The fix is a multi-tool stack: ChatGPT for voice and volume, Claude for hard problems and long context, Road to Offer's free tier for the weekly graded case. See the MBB.AI alternatives guide for purpose-built platforms and best AI drill platform for MBB prep for the drill stack.

A Working Claude Routine for Hard Cases

The routine for candidates already comfortable with daily ChatGPT drills who want Claude for the harder problems:

Framework

Claude Weekly Hard-Case Routine

  1. 01

    Monday

    Prompt 1: Long sensitivity math chain (15 minutes)

  2. 02

    Wednesday

    Prompt 2: Paste a full case prompt and drill embedded math (20 minutes)

  3. 03

    Friday

    Prompt 4: Multi-driver profitability decomposition (15 minutes)

  4. 04

    Weekend PEI

    Prompt 3: PEI story refinement against McKinsey criteria (10 minutes per story)

  5. 05

    Weekly graded case

    One full case on Road to Offer's free tier for AI-graded feedback

That stack covers the high-leverage Claude moments without burning daily message limits. ChatGPT or Road to Offer's math drills handles the daily drill volume separately.

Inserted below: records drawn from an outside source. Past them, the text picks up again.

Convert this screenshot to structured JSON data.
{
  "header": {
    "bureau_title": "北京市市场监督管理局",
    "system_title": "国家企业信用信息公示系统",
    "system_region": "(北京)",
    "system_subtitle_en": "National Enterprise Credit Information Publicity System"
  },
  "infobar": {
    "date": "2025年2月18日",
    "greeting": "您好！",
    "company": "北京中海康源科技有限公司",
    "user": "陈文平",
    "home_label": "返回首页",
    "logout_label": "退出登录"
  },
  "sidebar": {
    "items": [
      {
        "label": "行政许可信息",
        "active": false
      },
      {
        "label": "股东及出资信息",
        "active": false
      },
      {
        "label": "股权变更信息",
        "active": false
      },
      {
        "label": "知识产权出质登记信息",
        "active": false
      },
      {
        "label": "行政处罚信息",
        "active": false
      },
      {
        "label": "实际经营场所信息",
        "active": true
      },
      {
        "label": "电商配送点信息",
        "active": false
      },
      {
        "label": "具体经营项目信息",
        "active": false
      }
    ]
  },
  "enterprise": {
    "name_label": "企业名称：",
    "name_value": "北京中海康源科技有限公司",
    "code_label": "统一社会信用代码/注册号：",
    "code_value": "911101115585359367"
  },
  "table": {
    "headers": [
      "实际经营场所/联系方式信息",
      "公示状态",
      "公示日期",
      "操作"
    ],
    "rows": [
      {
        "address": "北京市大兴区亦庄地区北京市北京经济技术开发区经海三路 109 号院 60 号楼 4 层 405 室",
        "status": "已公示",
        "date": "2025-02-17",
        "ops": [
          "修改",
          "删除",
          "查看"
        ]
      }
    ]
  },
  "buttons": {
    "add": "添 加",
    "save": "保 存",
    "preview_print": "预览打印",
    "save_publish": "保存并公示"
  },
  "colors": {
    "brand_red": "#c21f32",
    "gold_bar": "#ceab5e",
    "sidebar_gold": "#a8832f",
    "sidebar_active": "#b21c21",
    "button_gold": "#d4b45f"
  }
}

A New Trend: AI Collaboration as an Interview Skill

The Guardian reported in January 2026 that McKinsey is testing AI-assisted interview components using its internal AI tool Lilli, with candidates partly evaluated on how they collaborate with AI during problem solving. That changes Claude prep priorities.

The skill firms now test is judgment when working with AI: spotting weak suggestions, synthesizing them into a coherent answer, using AI as a thinking partner without losing structure. To build that skill with Claude, deliberately ask for a weak framework, critique it out loud, and explain which parts to keep. The meta-skill (filtering AI output under pressure) transfers directly to AI-assisted interview formats.

Verdict

Claude is useful for long sensitivity chains, full-case context, multi-driver profitability decomposition, and PEI story refinement. ChatGPT is often better for high-volume drill practice, Voice Mode, and rapid iteration. Most candidates should use both: Claude for hard problems three times a week, ChatGPT daily for volume, and a purpose-built tool weekly for graded full cases.

Picking one AI and ignoring the other leaves drill volume or sensitivity reliability on the table. Use both. Cheaper than two paid subscriptions and complementary by design.